On voit comment l’étagement n’est pas fait en surface plane, mais dans la profondeur d’un véritable paysage : dans l’ombre à droite, des gens montent depuis le quai (ensoleillé) jusqu’à l’entrée du pont, mais entre ces deux régions on a accès aussi à un petit plateau où s’amoncellent des ballots blancs.
Dans le vaste panorama du port de Toulon, qui est au musée de la Marine, fermant le premier plan fastueux du jardin en terrasse, qui s’étend depuis la maison à gauche, dont on ouvre les volets dans l’ombre, jusqu’à cette terrasse surélevée à droite, en plein soleil du matin, où l’on dresse déjà la table pour un repas champêtre, il y a une grande haie verte dense –au delà, c’est la campagne en contrebas, puis le port dans la baie, là-bas...

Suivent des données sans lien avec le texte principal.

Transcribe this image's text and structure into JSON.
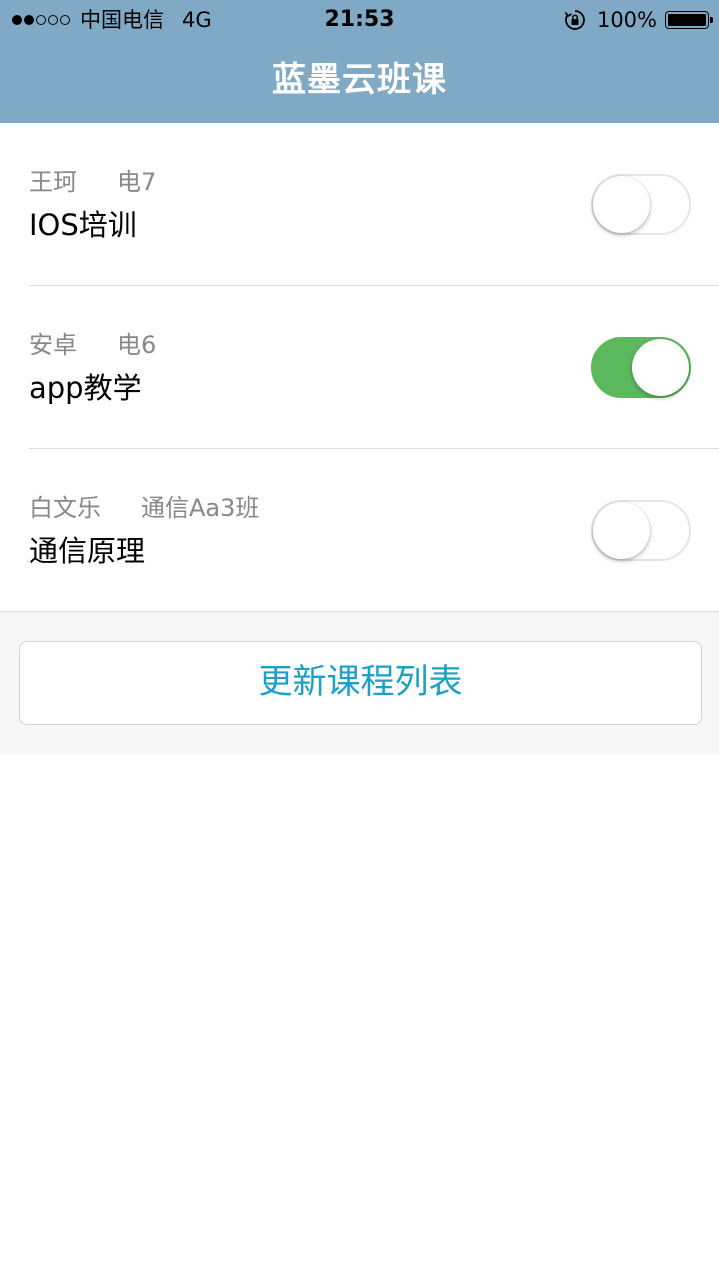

Au milieu de cette haie, une ouverture, marquée par un portail dont un vantail est ouvert. L’espace du devant communique avec l’espace de la campagne par ce portail. On descend vers les jardins par un escalier. Justement, un monsieur franchit ce passage quasi mystique. On ne voit pas le bas de son corps, qui est caché par la marche descendante. Le passage, l’acte ou plutôt l’événement de passer d’un espace à l’autre, est redoublé par celui de changer d’altitude.

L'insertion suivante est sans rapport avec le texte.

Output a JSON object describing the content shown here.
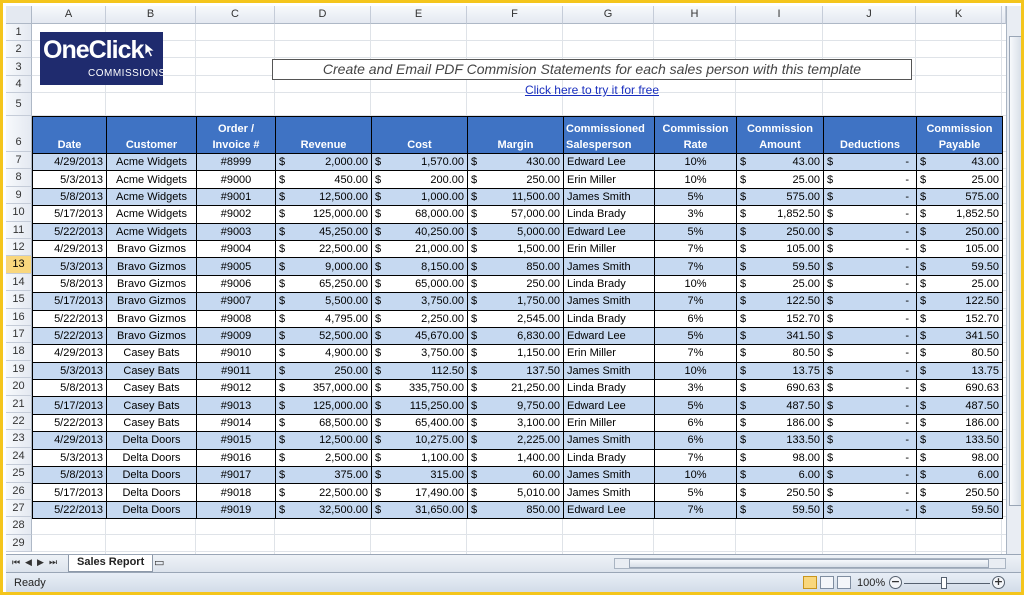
{
  "columns": [
    "A",
    "B",
    "C",
    "D",
    "E",
    "F",
    "G",
    "H",
    "I",
    "J",
    "K"
  ],
  "rows": [
    "1",
    "2",
    "3",
    "4",
    "5",
    "6",
    "7",
    "8",
    "9",
    "10",
    "11",
    "12",
    "13",
    "14",
    "15",
    "16",
    "17",
    "18",
    "19",
    "20",
    "21",
    "22",
    "23",
    "24",
    "25",
    "26",
    "27",
    "28",
    "29"
  ],
  "active_row": "13",
  "logo": {
    "line1": "OneClick",
    "line2": "COMMISSIONS"
  },
  "banner": "Create and Email PDF Commision Statements for each sales person with this template",
  "link": "Click here to try it for free",
  "headers": [
    "Date",
    "Customer",
    "Order / Invoice #",
    "Revenue",
    "Cost",
    "Margin",
    "Commissioned Salesperson",
    "Commission Rate",
    "Commission Amount",
    "Deductions",
    "Commission Payable"
  ],
  "currency": "$",
  "table": [
    [
      "4/29/2013",
      "Acme Widgets",
      "#8999",
      "2,000.00",
      "1,570.00",
      "430.00",
      "Edward Lee",
      "10%",
      "43.00",
      "-",
      "43.00"
    ],
    [
      "5/3/2013",
      "Acme Widgets",
      "#9000",
      "450.00",
      "200.00",
      "250.00",
      "Erin Miller",
      "10%",
      "25.00",
      "-",
      "25.00"
    ],
    [
      "5/8/2013",
      "Acme Widgets",
      "#9001",
      "12,500.00",
      "1,000.00",
      "11,500.00",
      "James Smith",
      "5%",
      "575.00",
      "-",
      "575.00"
    ],
    [
      "5/17/2013",
      "Acme Widgets",
      "#9002",
      "125,000.00",
      "68,000.00",
      "57,000.00",
      "Linda Brady",
      "3%",
      "1,852.50",
      "-",
      "1,852.50"
    ],
    [
      "5/22/2013",
      "Acme Widgets",
      "#9003",
      "45,250.00",
      "40,250.00",
      "5,000.00",
      "Edward Lee",
      "5%",
      "250.00",
      "-",
      "250.00"
    ],
    [
      "4/29/2013",
      "Bravo Gizmos",
      "#9004",
      "22,500.00",
      "21,000.00",
      "1,500.00",
      "Erin Miller",
      "7%",
      "105.00",
      "-",
      "105.00"
    ],
    [
      "5/3/2013",
      "Bravo Gizmos",
      "#9005",
      "9,000.00",
      "8,150.00",
      "850.00",
      "James Smith",
      "7%",
      "59.50",
      "-",
      "59.50"
    ],
    [
      "5/8/2013",
      "Bravo Gizmos",
      "#9006",
      "65,250.00",
      "65,000.00",
      "250.00",
      "Linda Brady",
      "10%",
      "25.00",
      "-",
      "25.00"
    ],
    [
      "5/17/2013",
      "Bravo Gizmos",
      "#9007",
      "5,500.00",
      "3,750.00",
      "1,750.00",
      "James Smith",
      "7%",
      "122.50",
      "-",
      "122.50"
    ],
    [
      "5/22/2013",
      "Bravo Gizmos",
      "#9008",
      "4,795.00",
      "2,250.00",
      "2,545.00",
      "Linda Brady",
      "6%",
      "152.70",
      "-",
      "152.70"
    ],
    [
      "5/22/2013",
      "Bravo Gizmos",
      "#9009",
      "52,500.00",
      "45,670.00",
      "6,830.00",
      "Edward Lee",
      "5%",
      "341.50",
      "-",
      "341.50"
    ],
    [
      "4/29/2013",
      "Casey Bats",
      "#9010",
      "4,900.00",
      "3,750.00",
      "1,150.00",
      "Erin Miller",
      "7%",
      "80.50",
      "-",
      "80.50"
    ],
    [
      "5/3/2013",
      "Casey Bats",
      "#9011",
      "250.00",
      "112.50",
      "137.50",
      "James Smith",
      "10%",
      "13.75",
      "-",
      "13.75"
    ],
    [
      "5/8/2013",
      "Casey Bats",
      "#9012",
      "357,000.00",
      "335,750.00",
      "21,250.00",
      "Linda Brady",
      "3%",
      "690.63",
      "-",
      "690.63"
    ],
    [
      "5/17/2013",
      "Casey Bats",
      "#9013",
      "125,000.00",
      "115,250.00",
      "9,750.00",
      "Edward Lee",
      "5%",
      "487.50",
      "-",
      "487.50"
    ],
    [
      "5/22/2013",
      "Casey Bats",
      "#9014",
      "68,500.00",
      "65,400.00",
      "3,100.00",
      "Erin Miller",
      "6%",
      "186.00",
      "-",
      "186.00"
    ],
    [
      "4/29/2013",
      "Delta Doors",
      "#9015",
      "12,500.00",
      "10,275.00",
      "2,225.00",
      "James Smith",
      "6%",
      "133.50",
      "-",
      "133.50"
    ],
    [
      "5/3/2013",
      "Delta Doors",
      "#9016",
      "2,500.00",
      "1,100.00",
      "1,400.00",
      "Linda Brady",
      "7%",
      "98.00",
      "-",
      "98.00"
    ],
    [
      "5/8/2013",
      "Delta Doors",
      "#9017",
      "375.00",
      "315.00",
      "60.00",
      "James Smith",
      "10%",
      "6.00",
      "-",
      "6.00"
    ],
    [
      "5/17/2013",
      "Delta Doors",
      "#9018",
      "22,500.00",
      "17,490.00",
      "5,010.00",
      "James Smith",
      "5%",
      "250.50",
      "-",
      "250.50"
    ],
    [
      "5/22/2013",
      "Delta Doors",
      "#9019",
      "32,500.00",
      "31,650.00",
      "850.00",
      "Edward Lee",
      "7%",
      "59.50",
      "-",
      "59.50"
    ]
  ],
  "sheet_tab": "Sales Report",
  "status": {
    "ready": "Ready",
    "zoom": "100%"
  }
}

Ce goût de Vernet pour les passages se révèle aussi bien à droite de la marine grise de Montpellier, j’y reviens. Sur la plate-forme rocheuse, un ânier, un âne, sont en train de passer derrière une petite falaise. Ils vont vers la partie cachée du paysage. Ils suggèrent l’existence d’un autre espace. Ils donnent envie de n’être plus un visiteur devant une toile, mais un promeneur dans un paysage : lorsqu’il a tout vu, il a encore le loisir de se déplacer, de franchir quelque barrière ou quelque crête, de virer derrière une tour ou un arbre ou un roc, et de se trouver soudain devant un autre monde. C'est pour cela que Diderot avait feint de se promener dans des paysages, qui ressemblaient à des Vernet, avant de titre non plus septième promenade, mais septième tableau.

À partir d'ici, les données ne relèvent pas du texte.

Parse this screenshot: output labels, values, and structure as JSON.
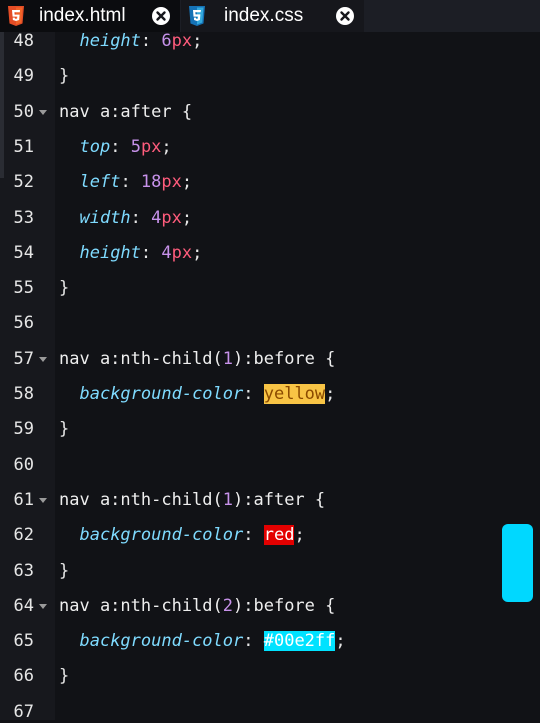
{
  "tabs": [
    {
      "label": "index.html",
      "icon": "html5-icon",
      "active": true
    },
    {
      "label": "index.css",
      "icon": "css3-icon",
      "active": false
    }
  ],
  "colors": {
    "html_icon": "#e44d26",
    "css_icon": "#1572b6",
    "scrollbar": "#00d8ff",
    "highlight_yellow": "#f8c445",
    "highlight_red": "#e30000",
    "highlight_cyan": "#00e2ff"
  },
  "editor": {
    "lines": [
      {
        "n": "48",
        "fold": false,
        "tokens": [
          {
            "t": "  "
          },
          {
            "t": "height",
            "c": "prop"
          },
          {
            "t": ": ",
            "c": "pun"
          },
          {
            "t": "6",
            "c": "num"
          },
          {
            "t": "px",
            "c": "unit"
          },
          {
            "t": ";",
            "c": "pun"
          }
        ]
      },
      {
        "n": "49",
        "fold": false,
        "tokens": [
          {
            "t": "}",
            "c": "pun"
          }
        ]
      },
      {
        "n": "50",
        "fold": true,
        "tokens": [
          {
            "t": "nav a:after {",
            "c": "sel"
          }
        ]
      },
      {
        "n": "51",
        "fold": false,
        "tokens": [
          {
            "t": "  "
          },
          {
            "t": "top",
            "c": "prop"
          },
          {
            "t": ": ",
            "c": "pun"
          },
          {
            "t": "5",
            "c": "num"
          },
          {
            "t": "px",
            "c": "unit"
          },
          {
            "t": ";",
            "c": "pun"
          }
        ]
      },
      {
        "n": "52",
        "fold": false,
        "tokens": [
          {
            "t": "  "
          },
          {
            "t": "left",
            "c": "prop"
          },
          {
            "t": ": ",
            "c": "pun"
          },
          {
            "t": "18",
            "c": "num"
          },
          {
            "t": "px",
            "c": "unit"
          },
          {
            "t": ";",
            "c": "pun"
          }
        ]
      },
      {
        "n": "53",
        "fold": false,
        "tokens": [
          {
            "t": "  "
          },
          {
            "t": "width",
            "c": "prop"
          },
          {
            "t": ": ",
            "c": "pun"
          },
          {
            "t": "4",
            "c": "num"
          },
          {
            "t": "px",
            "c": "unit"
          },
          {
            "t": ";",
            "c": "pun"
          }
        ]
      },
      {
        "n": "54",
        "fold": false,
        "tokens": [
          {
            "t": "  "
          },
          {
            "t": "height",
            "c": "prop"
          },
          {
            "t": ": ",
            "c": "pun"
          },
          {
            "t": "4",
            "c": "num"
          },
          {
            "t": "px",
            "c": "unit"
          },
          {
            "t": ";",
            "c": "pun"
          }
        ]
      },
      {
        "n": "55",
        "fold": false,
        "tokens": [
          {
            "t": "}",
            "c": "pun"
          }
        ]
      },
      {
        "n": "56",
        "fold": false,
        "tokens": []
      },
      {
        "n": "57",
        "fold": true,
        "tokens": [
          {
            "t": "nav a:nth-child(",
            "c": "sel"
          },
          {
            "t": "1",
            "c": "num"
          },
          {
            "t": "):before {",
            "c": "sel"
          }
        ]
      },
      {
        "n": "58",
        "fold": false,
        "tokens": [
          {
            "t": "  "
          },
          {
            "t": "background-color",
            "c": "prop"
          },
          {
            "t": ": ",
            "c": "pun"
          },
          {
            "t": "yellow",
            "c": "hl-yellow"
          },
          {
            "t": ";",
            "c": "pun"
          }
        ]
      },
      {
        "n": "59",
        "fold": false,
        "tokens": [
          {
            "t": "}",
            "c": "pun"
          }
        ]
      },
      {
        "n": "60",
        "fold": false,
        "tokens": []
      },
      {
        "n": "61",
        "fold": true,
        "tokens": [
          {
            "t": "nav a:nth-child(",
            "c": "sel"
          },
          {
            "t": "1",
            "c": "num"
          },
          {
            "t": "):after {",
            "c": "sel"
          }
        ]
      },
      {
        "n": "62",
        "fold": false,
        "tokens": [
          {
            "t": "  "
          },
          {
            "t": "background-color",
            "c": "prop"
          },
          {
            "t": ": ",
            "c": "pun"
          },
          {
            "t": "red",
            "c": "hl-red"
          },
          {
            "t": ";",
            "c": "pun"
          }
        ]
      },
      {
        "n": "63",
        "fold": false,
        "tokens": [
          {
            "t": "}",
            "c": "pun"
          }
        ]
      },
      {
        "n": "64",
        "fold": true,
        "tokens": [
          {
            "t": "nav a:nth-child(",
            "c": "sel"
          },
          {
            "t": "2",
            "c": "num"
          },
          {
            "t": "):before {",
            "c": "sel"
          }
        ]
      },
      {
        "n": "65",
        "fold": false,
        "tokens": [
          {
            "t": "  "
          },
          {
            "t": "background-color",
            "c": "prop"
          },
          {
            "t": ": ",
            "c": "pun"
          },
          {
            "t": "#00e2ff",
            "c": "hl-cyan"
          },
          {
            "t": ";",
            "c": "pun"
          }
        ]
      },
      {
        "n": "66",
        "fold": false,
        "tokens": [
          {
            "t": "}",
            "c": "pun"
          }
        ]
      },
      {
        "n": "67",
        "fold": false,
        "tokens": []
      }
    ]
  }
}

Dans les deux paysages du musée Fabre, chaque groupe humain est intégré fortement à un univers de choses, maisons, pont, lieux maritimes, et d’activités. Chaque groupe cependant prend possession d’un mini-espace adapté à son activité et à son moment. Où il se sent bien. De sorte que l’action en cours (fût-elle de se reposer) est accomplie dans l’harmonie. D’où la grâce inimitable des poses, qu’elles soient celles de l’effort ou de la nonchalance.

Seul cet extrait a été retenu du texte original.